Hi, I’m curious how people here actually choose models in practice.
We’re a small research team at the University of Michigan studying real-world LLM evaluation workflows for our capstone project.
We’re trying to understand what actually happens when you:
• Decide which model to ship
• Balance cost, latency, output quality, and memory
• Deal with benchmarks that don’t match production
• Handle conflicting signals (metrics vs gut feeling)
• Figure out what ultimately drives the final decision
If you’ve compared multiple LLM models in a real project (product, development, research, or serious build), we’d really value your input.
Mostly i find engaging in conversation during some task/project works well (for me)
My theory on it is - im gathering data to intuit factors like:
rigidity vs creativity
consistency with the task
flexibility in philosophy
essentially im looking for a chaos quotient suitable for emergence while maintaining attentive contextual coherence and subjective allignment.

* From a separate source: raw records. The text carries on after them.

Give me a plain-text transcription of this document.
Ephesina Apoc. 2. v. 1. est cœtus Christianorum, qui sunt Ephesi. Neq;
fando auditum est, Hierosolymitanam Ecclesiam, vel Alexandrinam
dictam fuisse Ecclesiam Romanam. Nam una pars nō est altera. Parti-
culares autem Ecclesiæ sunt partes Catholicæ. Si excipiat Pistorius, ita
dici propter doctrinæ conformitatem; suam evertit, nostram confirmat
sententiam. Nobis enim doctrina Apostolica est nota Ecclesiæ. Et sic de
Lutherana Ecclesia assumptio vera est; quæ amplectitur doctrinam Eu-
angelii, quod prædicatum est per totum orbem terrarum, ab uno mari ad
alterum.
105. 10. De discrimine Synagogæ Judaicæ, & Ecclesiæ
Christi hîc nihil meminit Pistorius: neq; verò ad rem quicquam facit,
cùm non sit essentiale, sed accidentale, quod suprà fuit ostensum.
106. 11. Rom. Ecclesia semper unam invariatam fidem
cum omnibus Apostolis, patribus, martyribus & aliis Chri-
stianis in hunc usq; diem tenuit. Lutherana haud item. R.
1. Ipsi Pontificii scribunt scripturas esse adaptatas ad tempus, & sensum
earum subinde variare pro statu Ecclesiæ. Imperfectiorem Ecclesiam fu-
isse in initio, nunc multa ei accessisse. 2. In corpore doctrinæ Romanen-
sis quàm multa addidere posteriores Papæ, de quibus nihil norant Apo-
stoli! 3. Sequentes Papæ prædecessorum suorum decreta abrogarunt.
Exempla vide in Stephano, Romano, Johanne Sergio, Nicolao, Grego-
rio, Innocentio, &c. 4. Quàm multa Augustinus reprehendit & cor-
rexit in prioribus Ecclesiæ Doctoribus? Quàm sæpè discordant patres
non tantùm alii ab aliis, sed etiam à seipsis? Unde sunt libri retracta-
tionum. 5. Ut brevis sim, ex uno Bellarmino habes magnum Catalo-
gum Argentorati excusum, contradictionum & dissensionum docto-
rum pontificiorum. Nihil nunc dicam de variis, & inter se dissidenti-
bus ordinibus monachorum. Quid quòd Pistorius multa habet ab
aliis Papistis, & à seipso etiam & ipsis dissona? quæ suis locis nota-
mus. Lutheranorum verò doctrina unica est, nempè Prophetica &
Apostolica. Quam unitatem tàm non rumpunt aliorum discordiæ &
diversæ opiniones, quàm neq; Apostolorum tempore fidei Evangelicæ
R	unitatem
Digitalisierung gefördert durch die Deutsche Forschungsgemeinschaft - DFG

… i just realized explaining this is harder than i thought…
bottom line some random red flags:
focuses too much on immediate details, as opposed to integrating holistic abstraction.
grey hallucinations: remembering the right thing, with wrong details.
inability to comprehend analogy or metaphor. (big one)
Being able to interpret concepts in a form other than precise and explicit definitions or directives is important.
In general, models suck unless you pay thousands of dollars in tokens. Really, most of the data they are trained on is pointless. If you are training an electrician, they don’t need to know much. It’s actually pretty simple after a few years. You don’t teach them poetry, or president names. You teach them how to problem solve, code, how to plan and reason, and how to use the tools.
However, the moment you release a model like that as opensource that can actually run on the hardware that the public is ALLOWED to have at a realistic price, then in general, they don’t need to pay for inference. They just create their own web crawler and their own database of sites for web browsing, to avoid paying for search, and then they can find whatever you need. They can deliver poems, and the president names from search. And then data centers are only for those who want better poems?
So the idea is, make it so frontier models can’t run locally, and make it so they can’t buy the equipment to run them locally. I could do so much if I had thousands of dollars spare but I don’t. So I can’t really do anything that I want to do. It’s like photographers back in the day. The ones who could afford the amazing cameras were making all the money. Film cameras, the same. If you can’t afford the top of the line AI Gear and models, you can’t get things to work as well as they should.
Maybe one day we will get a local model that’s actually trained to be a brilliant worker and not a fact machine.
Hmm, I disagree with Steven that models suck unless you spend money.
I am having pretty good results with Gemini-fast when it comes to code generation on a game I am working on.
Sometimes gemini-fast will break things, and I have to switch over to gemini-pro to restore things to how they should be.
What I find really useful (but also kind of tedious) is using git to commit each and every prompt and response, that way I can see what she (gemini is a she right?) is doing, why she is doing it, and if I can’t explain the fix, I can always manually intervene. (though as part of my experiment I try to do this literally as little as possible, if i can avoid it)
Here is a link to the commit history to give an example of what I am talking about.
and here is a link to the main page.
I am using AI for everything. Mostly gemini, though I am using grok imagine to create my animations.
Last week I had a much better build of the game made, but gemini totally wrecked it. Which gave me the idea that I need to use git to keep her inline. So sorry for the actual game play being horrible. Give me about a week and I will have something cooler to show off.